BSD 2-Clause "Simplified" License
21 stars 7 forks source link

Feedback issues could contain markup for machine readable tests #150

Open jar398 opened 4 years ago

jar398 commented 4 years ago

Just some idle thoughts after pondering @hyanwong's avalanche of feedback issues:

I've been thinking about this kind of thing for a while.

If a feedback issue says something is wrong in the tree, it would be nice if the submitter could provide a concise statement that is not true now but would become true if the complaint were addressed.

E.g. if the issue says taxon A is misplaced, the markup could be a triple ((A,B),C) - "A should be closer to B than it is to C". Similarly for other highly structurable issues, e.g. false positive / false negative extinctness or synonymies and so on.

For triage one could simply sample all submitted issues so far to see which categories are most highly represented.

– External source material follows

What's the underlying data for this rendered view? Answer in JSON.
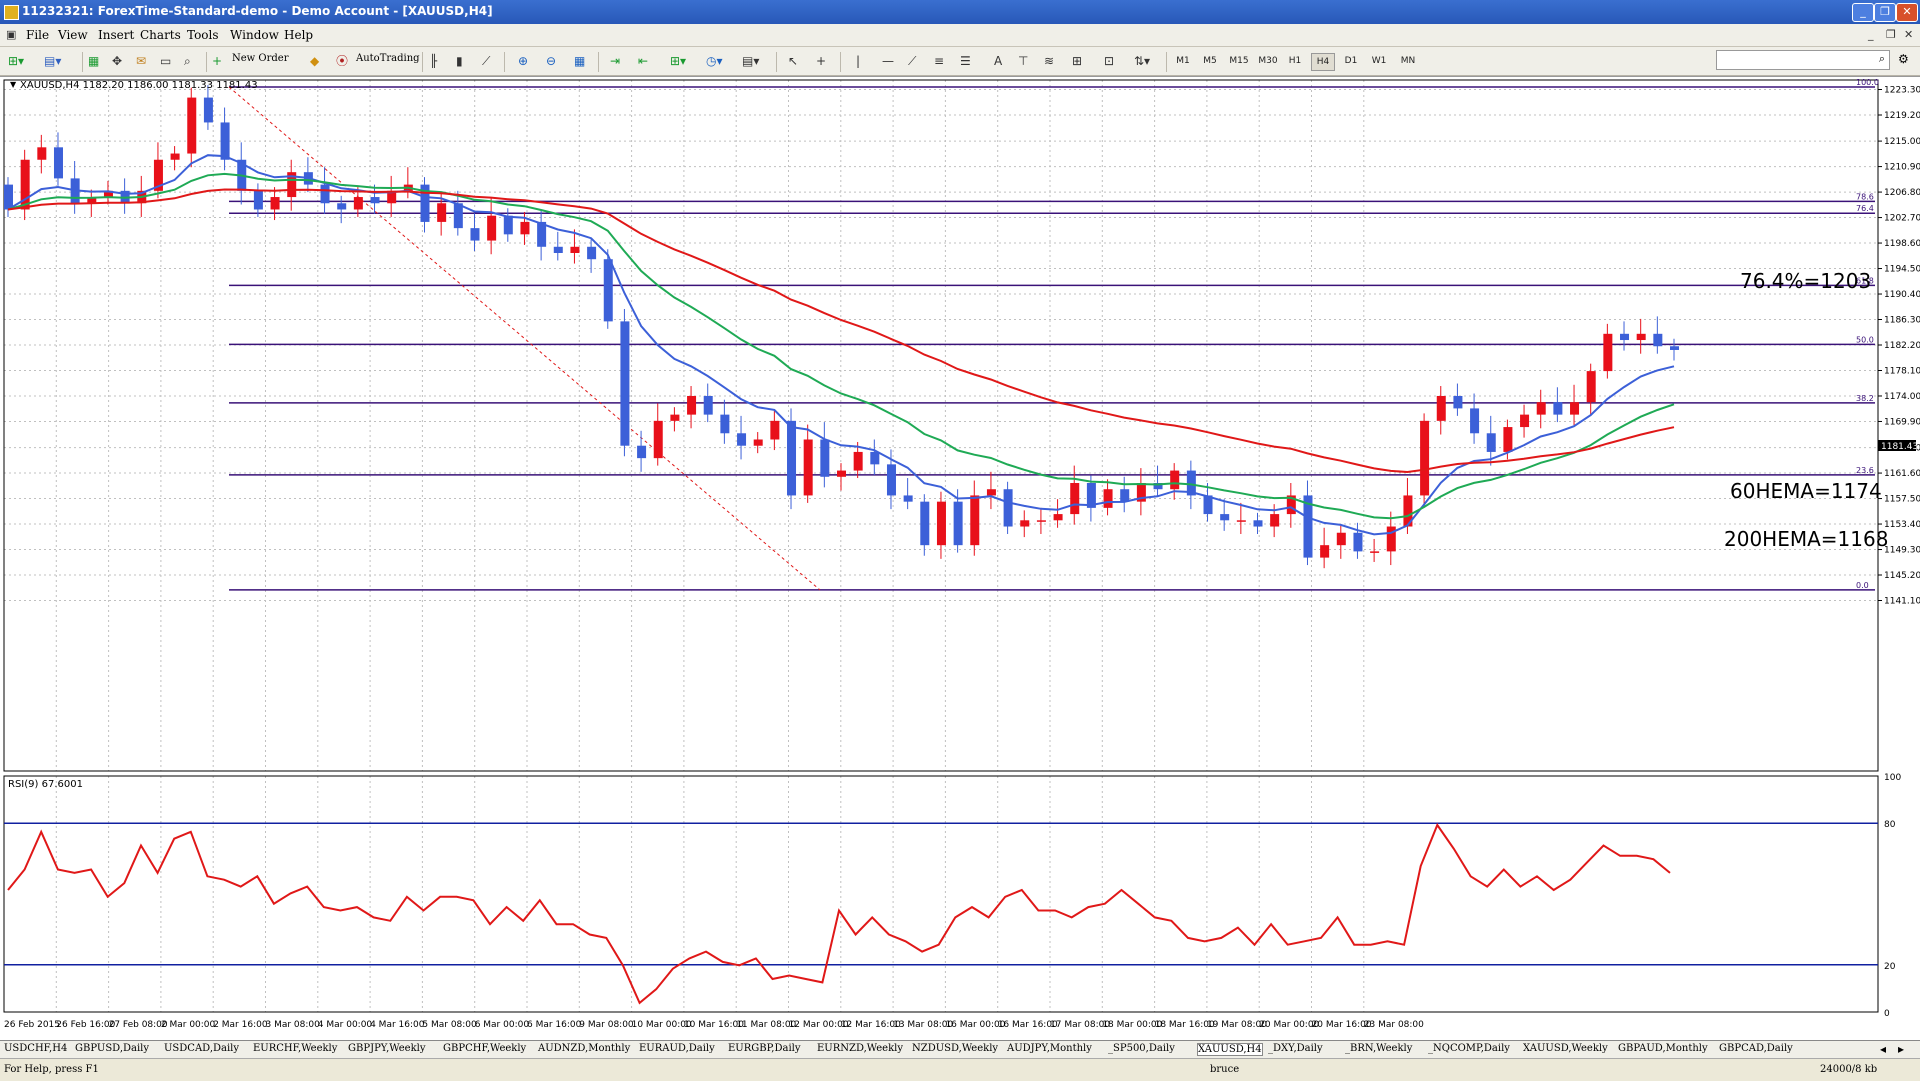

I don't know if we're talking about some kind of UI - that seems like overkill - or just special markup that users can manually enter in the issues (or their replies), that a script could then pick up by scanning the issue text (a scan of all issues - and maybe issue comments? - would not be that hard to do - look for regular expressions). And they could be made actionable, either when the taxonomy is constructed or when the big tree is constructed or (ideally) both. Maybe a bot could even submit new issue comments when an issue changes state from broken to fixed or vice versa.

jimallman commented 4 years ago

I really like this idea. As you point out, any testable assertions need to be in a form that is easy to use and easy to "proofread", so that we avoid miscommunication. Hmmm.

hyanwong commented 4 years ago

Yes! This would be a great way to implement testing of known problems. Special markup seems a good plan. It would be worth looking through the taxonomy issues to see what sort of issue tend to be reported, and therefore what assertion syntax would work.

It would also be useful to know if the issue is due e.g. to a particular upstream provider. I'm not sure how we could tell this, though.